Looking at the world we live in today, many things that we have or use are taken for granted. We don't think much about how a telephone works when we're talking to our friends, or how emails and faxes can travel from one unit to another within a blink of an eye. When we go inside our homes and turn on our TV's, do we ever wonder how the human mind could ever comprehend radio waves and electromagnetic energy? How were these things invented? How did anyone get the first ideas to experiment? After all, complex things such as computers, televisions, and microwaves had to have had a great impact on society. And so did simpler things, such as bar codes, plastic, and Velcro.
By 1976, over 60% of U.S. households were using microwaves, just 30 years after its first invention. Today, microwaves are used all around the world, resulting in fresher food, less waste, and money saved.
But how did the microwave get started? Who invented them and how did the inventor make such an astounding discovery? Because of this revolutionary new invention, Americans will never be the same in the ways of "old-fashioned" cooking.

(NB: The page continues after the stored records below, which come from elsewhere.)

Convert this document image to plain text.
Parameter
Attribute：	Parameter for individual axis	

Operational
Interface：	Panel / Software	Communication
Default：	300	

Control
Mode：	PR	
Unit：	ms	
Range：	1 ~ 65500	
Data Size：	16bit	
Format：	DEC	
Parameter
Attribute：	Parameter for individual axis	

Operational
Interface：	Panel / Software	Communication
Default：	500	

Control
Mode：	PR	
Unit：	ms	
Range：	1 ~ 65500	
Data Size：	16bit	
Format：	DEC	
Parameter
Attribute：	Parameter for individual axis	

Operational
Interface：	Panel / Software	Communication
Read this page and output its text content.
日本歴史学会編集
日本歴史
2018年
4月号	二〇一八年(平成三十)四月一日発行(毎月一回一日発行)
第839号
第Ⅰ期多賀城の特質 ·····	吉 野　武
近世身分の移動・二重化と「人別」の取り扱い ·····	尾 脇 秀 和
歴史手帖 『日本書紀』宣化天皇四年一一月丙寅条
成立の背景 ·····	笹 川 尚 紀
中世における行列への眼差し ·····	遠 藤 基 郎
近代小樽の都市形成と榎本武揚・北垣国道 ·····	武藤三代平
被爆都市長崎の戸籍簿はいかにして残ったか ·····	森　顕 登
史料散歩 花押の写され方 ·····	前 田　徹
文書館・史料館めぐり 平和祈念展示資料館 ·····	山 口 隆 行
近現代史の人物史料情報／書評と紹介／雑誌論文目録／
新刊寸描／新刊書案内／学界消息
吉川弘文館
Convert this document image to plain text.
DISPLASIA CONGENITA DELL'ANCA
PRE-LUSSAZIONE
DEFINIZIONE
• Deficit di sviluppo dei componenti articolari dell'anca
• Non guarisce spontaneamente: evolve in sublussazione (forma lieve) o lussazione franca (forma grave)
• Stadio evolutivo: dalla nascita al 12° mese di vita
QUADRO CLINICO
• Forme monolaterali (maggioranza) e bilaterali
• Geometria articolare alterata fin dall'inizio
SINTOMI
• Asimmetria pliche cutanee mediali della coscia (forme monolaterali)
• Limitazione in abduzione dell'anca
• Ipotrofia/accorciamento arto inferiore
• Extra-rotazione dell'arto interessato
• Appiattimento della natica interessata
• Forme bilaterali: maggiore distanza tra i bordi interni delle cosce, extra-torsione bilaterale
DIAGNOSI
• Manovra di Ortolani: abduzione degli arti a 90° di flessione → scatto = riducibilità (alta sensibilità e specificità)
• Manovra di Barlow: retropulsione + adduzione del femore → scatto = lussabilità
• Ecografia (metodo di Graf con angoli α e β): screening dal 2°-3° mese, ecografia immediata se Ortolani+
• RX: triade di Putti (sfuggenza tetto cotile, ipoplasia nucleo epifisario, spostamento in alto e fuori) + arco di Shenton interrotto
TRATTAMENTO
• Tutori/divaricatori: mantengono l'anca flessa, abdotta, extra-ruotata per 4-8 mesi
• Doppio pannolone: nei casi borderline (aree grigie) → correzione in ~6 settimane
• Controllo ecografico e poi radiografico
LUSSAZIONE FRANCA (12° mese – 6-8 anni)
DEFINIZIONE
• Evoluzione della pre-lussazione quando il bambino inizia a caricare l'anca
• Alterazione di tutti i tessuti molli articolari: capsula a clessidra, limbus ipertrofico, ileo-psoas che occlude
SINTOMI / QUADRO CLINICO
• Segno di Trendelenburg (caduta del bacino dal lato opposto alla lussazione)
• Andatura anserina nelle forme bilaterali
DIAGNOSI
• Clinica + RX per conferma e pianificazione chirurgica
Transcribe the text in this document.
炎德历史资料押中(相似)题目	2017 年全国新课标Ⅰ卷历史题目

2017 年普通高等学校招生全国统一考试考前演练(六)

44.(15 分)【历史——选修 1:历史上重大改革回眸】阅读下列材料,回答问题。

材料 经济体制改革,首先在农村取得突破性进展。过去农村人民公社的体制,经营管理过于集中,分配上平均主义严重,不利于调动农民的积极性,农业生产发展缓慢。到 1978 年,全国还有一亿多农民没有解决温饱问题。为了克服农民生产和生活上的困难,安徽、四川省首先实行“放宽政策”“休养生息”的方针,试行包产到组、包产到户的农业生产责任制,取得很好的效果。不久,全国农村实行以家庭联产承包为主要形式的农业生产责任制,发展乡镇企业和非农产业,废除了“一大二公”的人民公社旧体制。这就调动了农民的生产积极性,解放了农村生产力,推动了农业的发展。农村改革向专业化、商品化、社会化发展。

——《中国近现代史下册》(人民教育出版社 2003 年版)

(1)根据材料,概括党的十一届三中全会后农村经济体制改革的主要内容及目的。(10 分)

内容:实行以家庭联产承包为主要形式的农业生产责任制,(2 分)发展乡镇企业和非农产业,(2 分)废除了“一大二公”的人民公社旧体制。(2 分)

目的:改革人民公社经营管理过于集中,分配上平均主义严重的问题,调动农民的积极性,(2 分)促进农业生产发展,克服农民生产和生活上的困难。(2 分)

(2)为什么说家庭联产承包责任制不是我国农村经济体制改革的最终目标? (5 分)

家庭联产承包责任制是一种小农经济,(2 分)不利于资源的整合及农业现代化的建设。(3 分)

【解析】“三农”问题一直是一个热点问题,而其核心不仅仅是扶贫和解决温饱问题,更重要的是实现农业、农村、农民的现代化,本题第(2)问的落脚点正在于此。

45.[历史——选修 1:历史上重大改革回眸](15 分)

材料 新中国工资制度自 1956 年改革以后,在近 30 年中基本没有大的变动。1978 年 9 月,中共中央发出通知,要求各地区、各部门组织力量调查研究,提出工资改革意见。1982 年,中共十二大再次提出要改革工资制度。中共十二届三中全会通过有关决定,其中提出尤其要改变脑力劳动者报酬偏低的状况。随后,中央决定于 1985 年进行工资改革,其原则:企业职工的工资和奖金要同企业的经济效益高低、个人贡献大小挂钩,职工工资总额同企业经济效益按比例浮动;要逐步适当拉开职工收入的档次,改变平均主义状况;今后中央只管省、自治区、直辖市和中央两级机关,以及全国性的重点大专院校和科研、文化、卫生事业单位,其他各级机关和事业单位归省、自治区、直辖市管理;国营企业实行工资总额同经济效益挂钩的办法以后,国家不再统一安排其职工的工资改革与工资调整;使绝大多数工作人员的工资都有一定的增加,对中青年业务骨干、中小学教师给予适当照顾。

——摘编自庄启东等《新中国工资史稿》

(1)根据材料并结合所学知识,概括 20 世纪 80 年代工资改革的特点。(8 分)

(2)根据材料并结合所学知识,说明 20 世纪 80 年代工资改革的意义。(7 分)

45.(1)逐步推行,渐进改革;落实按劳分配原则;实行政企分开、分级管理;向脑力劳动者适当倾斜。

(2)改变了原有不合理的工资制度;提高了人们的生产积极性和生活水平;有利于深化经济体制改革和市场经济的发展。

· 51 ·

In 1946, Dr. Percy Spencer noticed something very unusual. As an engineer with the Raytheon Corporation, he was testing a new vacuum tube called a magnetron, (which was also used the previous year in the making of the first electronic computer). During his experimenting, a candy bar in his pocket suddenly began to melt for no apparent reason. This surprised Spencer and sparked an odd curiosity in him. He went off and got some popcorn kernels, bringing them back and laying them in front of the tube. And oddly enough, the popcorn popped all over his lab. Now the experimenting began.